4 September 2009
We left Huanchaco early this morning and started our drive to Chiclayo. Just as we were getting onto the PanAmerican Highway, we were pulled over by the police. At various spots along the highway they set up checkpoints and will wave you over to the side if they want to. In this case, they told Luis that the windows on his van were too dark and thus illegal. Luis said this was the first time in 5 years, since he bought the van, that anyone said so. Luis argued his point; the policeman said that we would have to go to the police station if we continued with our objections. After that, Luis spent another twenty minutes or so conversing with the policemen before offerring them a bribe of S/. 20. (Twenty soles worth a little less than $7 US) We then continued on our way.
About twenty minutes into the drive, we passed the same pilgrims walking alongside the road carrying the statue. We figured they must have walked though the night to get that far!
Another hour or so down the road, we were pulled over again. For the same reason! His windows are no darker than the average car; not like the ones that are obviously tinted. We surmised they were cracking down on the transportation of drugs and the dark windows made it difficult for them to see who was inside. Luis was able to talk his way out of this one though and we were soon on our way. We had no more trouble along the way to Chiclayo.
Once in Chiclayo, we picked up Luis' uncle who recommended the "maestro" (building contractor) who had built his home. We contacted the maestro so we could interview him. He was on a job laying tile for a kitchen so simply arranged to meet with him later in the day.
We then went to visit Luis' cousin, Jorge, who is an architect. We found him on a job, but he took time out to look at our plans. There was also an engineer on site who gave his imput as well. We liked Jorge a lot and gave us an approximate cost for the project. He would take care of everything; testing for the footings, redesigning the plans to accomodate the footings, buying the materials, building and finishing. Everything! He took one set of prints and told us what needed to happen before he could do the redesign and begin building; testing for the footings and leveling out the land.
Once finished there, we met the first maestro, Francisco. He looked at the plans and said he could handle the project. He needed to have plans which included the electrical wiring, water lines, and gas lines. And, of course, he wanted them in Spanish! Imagine that. We think his bid will be lower than Jorge's, but will have to wait until tomorrow to find out.
Each have their plusses and minusses. Jorge would do the entire project.
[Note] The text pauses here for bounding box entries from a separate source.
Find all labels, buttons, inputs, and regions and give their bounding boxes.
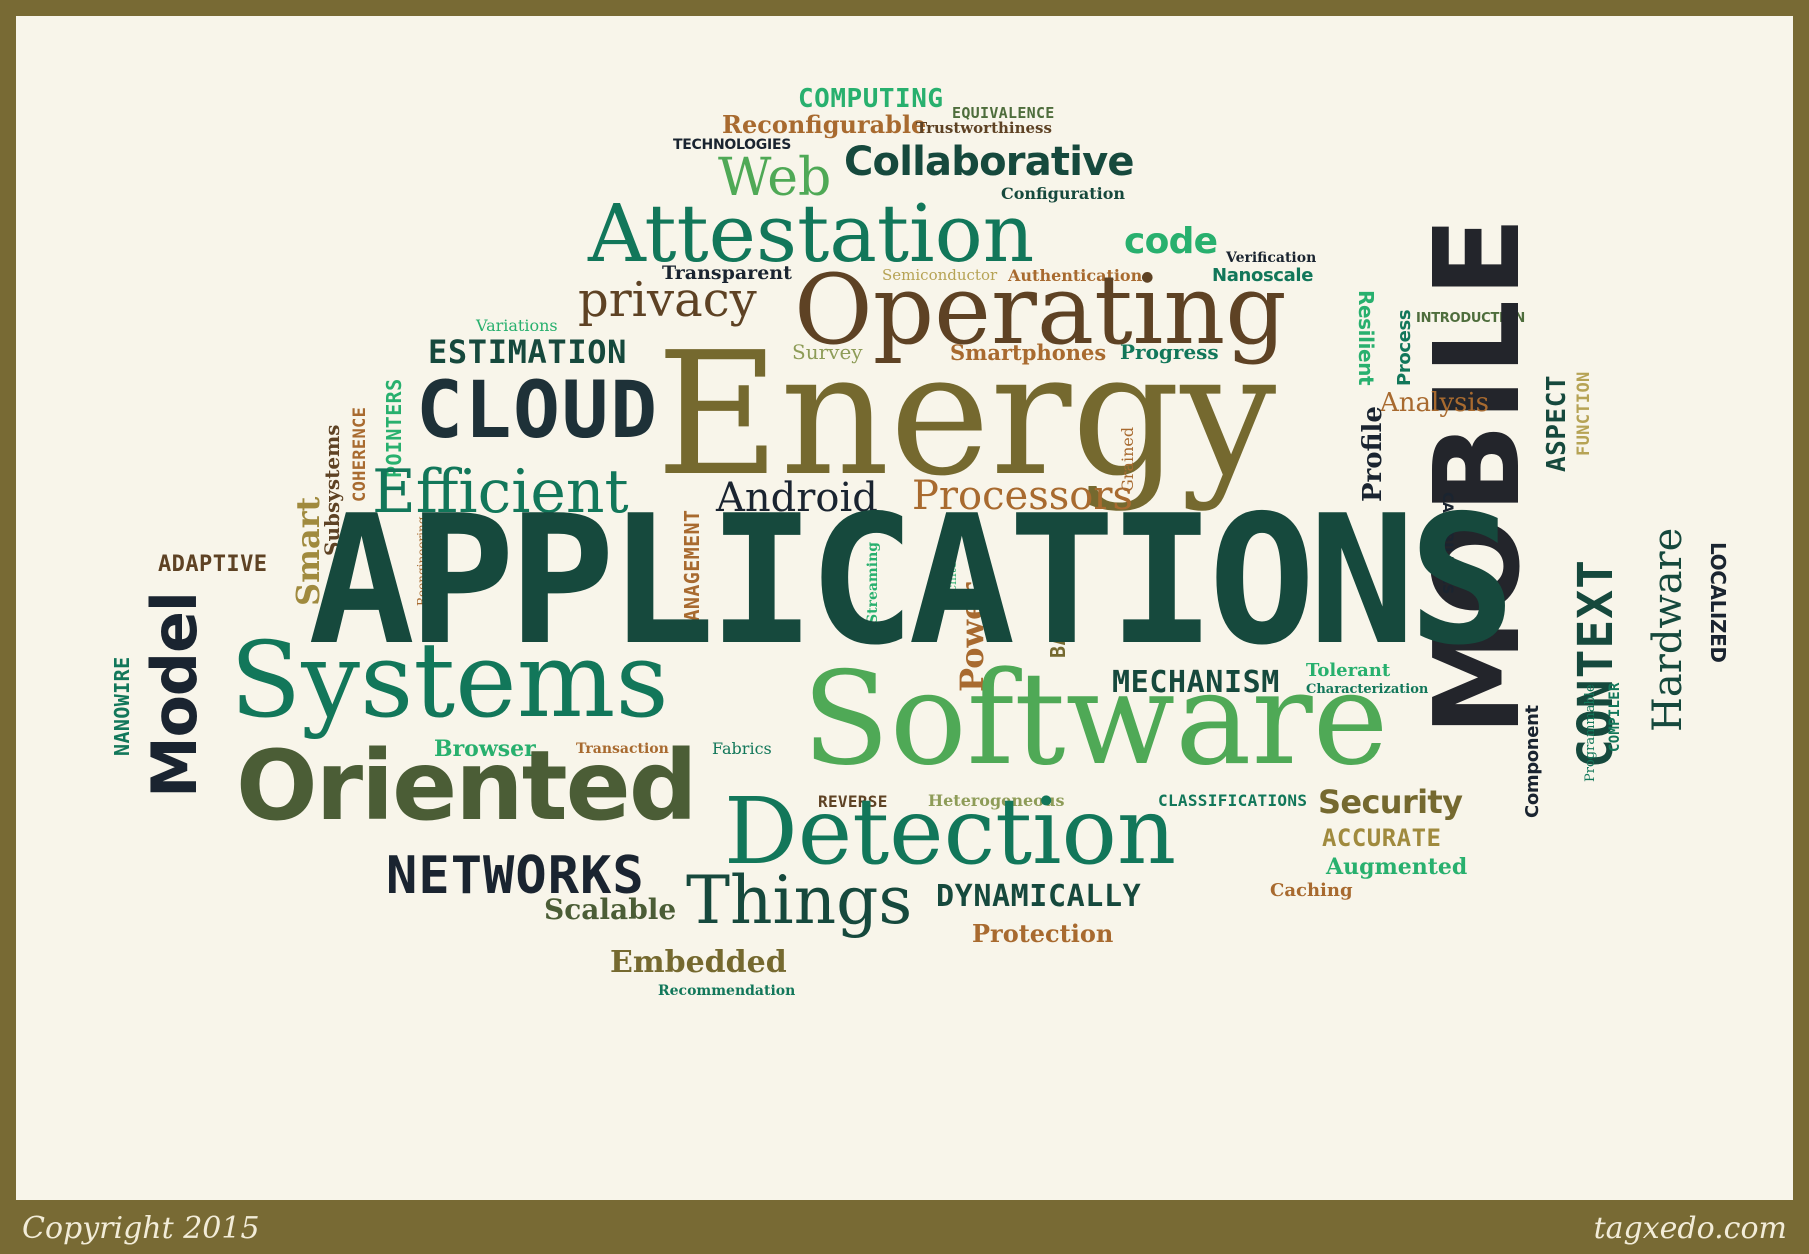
word-web: Web <box>718 148 832 208</box>
word-trustworthiness: Trustworthiness <box>916 119 1052 137</box>
word-fabrics: Fabrics <box>712 739 772 758</box>
word-progress: Progress <box>1120 340 1219 364</box>
word-attestation: Attestation <box>588 187 1035 280</box>
word-compiler: COMPILER <box>1607 682 1623 752</box>
word-applications: APPLICATIONS <box>308 477 1516 684</box>
word-nanowire: NANOWIRE <box>110 656 134 756</box>
word-technologies: TECHNOLOGIES <box>673 137 792 153</box>
word-heterogeneous: Heterogeneous <box>928 791 1065 810</box>
word-function: FUNCTION <box>1574 371 1594 456</box>
word-semiconductor: Semiconductor <box>882 266 998 284</box>
word-recommendation: Recommendation <box>658 983 796 999</box>
word-smartphones: Smartphones <box>950 340 1107 365</box>
word-scalable: Scalable <box>544 893 677 926</box>
word-cloud: CLOUD <box>416 366 659 456</box>
word-energy: Energy <box>656 316 1277 514</box>
word-analysis: Analysis <box>1380 388 1490 418</box>
word-localized: LOCALIZED <box>1706 542 1730 663</box>
word-android: Android <box>716 475 878 521</box>
word-estimation: ESTIMATION <box>428 333 628 371</box>
copyright-text: Copyright 2015 <box>22 1211 260 1246</box>
word-software: Software <box>802 645 1389 794</box>
word-introduction: INTRODUCTION <box>1416 311 1526 326</box>
word-characterization: Characterization <box>1306 682 1429 697</box>
word-configuration: Configuration <box>1001 184 1126 203</box>
word-code: code <box>1124 221 1218 262</box>
word-tolerant: Tolerant <box>1306 660 1391 681</box>
word-privacy: privacy <box>578 272 757 328</box>
word-processors: Processors <box>912 473 1133 519</box>
word-systems: Systems <box>230 619 669 741</box>
word-adaptive: ADAPTIVE <box>158 552 268 577</box>
word-transparent: Transparent <box>662 262 792 284</box>
word-augmented: Augmented <box>1326 854 1468 880</box>
word-aspect: ASPECT <box>1542 374 1572 472</box>
word-reverse: REVERSE <box>818 792 888 811</box>
word-accurate: ACCURATE <box>1322 824 1442 852</box>
word-equivalence: EQUIVALENCE <box>952 104 1055 122</box>
word-protection: Protection <box>972 919 1114 948</box>
word-model: Model <box>138 592 211 798</box>
word-survey: Survey <box>792 340 863 364</box>
word-networks: NETWORKS <box>386 846 645 906</box>
word-detection: Detection <box>724 778 1177 885</box>
word-efficient: Efficient <box>372 457 629 527</box>
word-operating: Operating <box>794 254 1287 366</box>
word-classifications: CLASSIFICATIONS <box>1158 791 1308 810</box>
word-collaborative: Collaborative <box>844 139 1135 185</box>
site-watermark: tagxedo.com <box>1593 1211 1787 1246</box>
word-authentication: Authentication <box>1008 266 1143 285</box>
word-nanoscale: Nanoscale <box>1212 265 1314 286</box>
word-reconfigurable: Reconfigurable <box>722 110 927 139</box>
word-mechanism: MECHANISM <box>1112 665 1280 700</box>
word-component: Component <box>1522 705 1543 818</box>
word-variations: Variations <box>476 316 558 335</box>
word-oriented: Oriented <box>236 730 698 842</box>
word-embedded: Embedded <box>610 945 787 980</box>
word-caching: Caching <box>1270 880 1353 901</box>
word-cloud-canvas: COMPUTING EQUIVALENCE Reconfigurable Tru… <box>16 16 1793 1200</box>
word-hardware: Hardware <box>1645 527 1691 732</box>
word-dynamically: DYNAMICALLY <box>936 879 1142 914</box>
word-computing: COMPUTING <box>798 84 944 114</box>
word-transaction: Transaction <box>576 741 669 757</box>
word-resilient: Resilient <box>1354 290 1378 386</box>
word-browser: Browser <box>434 736 536 762</box>
word-programmable: Programmable <box>1583 684 1598 782</box>
word-verification: Verification <box>1226 250 1317 266</box>
word-things: Things <box>686 862 913 939</box>
word-security: Security <box>1318 783 1463 821</box>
Also he and his engineer would oversee his maestro throughout. I also think the architect has some design ideas that will be interesting to see. He already suggested wood decking around the pool and carrying the same flooring from the entry through the foyer and on outside. Francisco would be cheaper and his work is good. We would be picking out everything for the house as we would be buying the materials. However, Francisco would build strictly from the plans; not offerring any suggestions for design.
Finally in the afternoon, we found a hotel and have been watching the US Open tennis on TV while we discuss our options.